Kevin Alex Daley Hewitt (born October 7, 1976) is a Panamanian former basketball player for the Harlem Globetrotters. He also played on the Panama national team.

==Early life==
Daley was born in Panama City. He grew up in Los Angeles County, and graduated from Artesia High in Lakewood, California.

==College career==
Daley played as a freshman for Nevada. However, he grew homesick and transferred to the University of California, Los Angeles (UCLA). After sitting out a year, he played as a sophomore for the Bruins in 1997–98. Unhappy with the limited playing time he received, he transferred again to Azusa Pacific University. Daley led the Cougars to the NAIA Final Four, and earned the Conference Most Valuable Player honors in 2000.

==Professional career==
He played overseas in Australia, Taiwan, the Netherlands and for the Panama national team before joining the Harlem Globetrotters after they saw him play in a 2004 summer league. Kevin played with the Globetrotters for 10 years and performed shows in both Spanish and English. During the team's 2005 World Tour, Daley played as a dunker and Showman.

==After basketball==
In 2007, Daley became an American citizen. He also received a Sociology degree from Ashford University in 2010. Since retiring from basketball Daley has written an autobiography called “I Never Stopped Smiling”, and delivered speeches based on it, as well as working as a Sales Director for Velocity Global.

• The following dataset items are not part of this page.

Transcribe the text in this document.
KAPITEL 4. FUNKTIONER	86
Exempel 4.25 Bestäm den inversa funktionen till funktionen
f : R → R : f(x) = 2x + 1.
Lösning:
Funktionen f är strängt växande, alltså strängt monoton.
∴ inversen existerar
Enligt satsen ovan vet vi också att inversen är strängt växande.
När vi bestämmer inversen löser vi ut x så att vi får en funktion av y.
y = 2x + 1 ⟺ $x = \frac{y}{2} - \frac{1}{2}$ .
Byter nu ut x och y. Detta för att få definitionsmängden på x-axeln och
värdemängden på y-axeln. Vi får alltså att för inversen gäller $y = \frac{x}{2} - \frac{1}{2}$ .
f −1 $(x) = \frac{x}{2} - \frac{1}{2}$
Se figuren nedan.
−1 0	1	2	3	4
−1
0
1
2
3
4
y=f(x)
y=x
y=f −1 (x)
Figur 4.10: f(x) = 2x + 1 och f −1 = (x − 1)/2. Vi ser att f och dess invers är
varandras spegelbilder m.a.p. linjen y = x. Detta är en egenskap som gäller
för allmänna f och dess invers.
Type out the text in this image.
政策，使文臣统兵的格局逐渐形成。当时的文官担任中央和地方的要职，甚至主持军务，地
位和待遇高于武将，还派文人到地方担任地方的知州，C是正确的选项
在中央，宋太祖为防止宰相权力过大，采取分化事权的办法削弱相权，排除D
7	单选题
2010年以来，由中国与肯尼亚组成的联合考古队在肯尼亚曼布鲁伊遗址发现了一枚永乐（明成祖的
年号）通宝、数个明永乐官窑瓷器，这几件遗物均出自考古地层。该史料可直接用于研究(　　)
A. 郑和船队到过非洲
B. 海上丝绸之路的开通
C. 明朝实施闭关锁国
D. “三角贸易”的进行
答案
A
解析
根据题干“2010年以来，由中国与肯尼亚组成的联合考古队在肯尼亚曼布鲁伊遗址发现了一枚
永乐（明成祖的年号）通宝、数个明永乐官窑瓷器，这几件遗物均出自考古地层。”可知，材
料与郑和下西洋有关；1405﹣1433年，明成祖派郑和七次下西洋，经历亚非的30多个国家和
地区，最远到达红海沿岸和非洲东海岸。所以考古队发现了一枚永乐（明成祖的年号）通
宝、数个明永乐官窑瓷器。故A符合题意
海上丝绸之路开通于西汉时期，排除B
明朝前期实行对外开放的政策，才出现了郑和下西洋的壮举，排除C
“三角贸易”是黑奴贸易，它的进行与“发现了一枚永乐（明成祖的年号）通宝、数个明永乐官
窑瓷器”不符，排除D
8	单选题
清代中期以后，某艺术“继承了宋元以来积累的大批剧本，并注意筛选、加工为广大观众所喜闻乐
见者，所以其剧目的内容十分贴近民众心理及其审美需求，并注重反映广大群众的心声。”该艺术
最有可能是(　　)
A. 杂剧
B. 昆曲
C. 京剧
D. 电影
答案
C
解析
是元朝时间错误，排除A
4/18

In 2023, Kevin Daley made his acting debut in the feature film Sweetwater. He also coordinated the basketball scenes in the film.

==Michael Jordan's double==
Daley was a body double portraying a young Michael Jordan in the Gatorade 2002 commercial "23 vs 39", in which a Bulls-era Jordan takes on his Wizards-era counterpart in a game of 1-on-1. The spot makers interposed a CGI reproduction of a young Jordan onto Daley's body and face in post-production.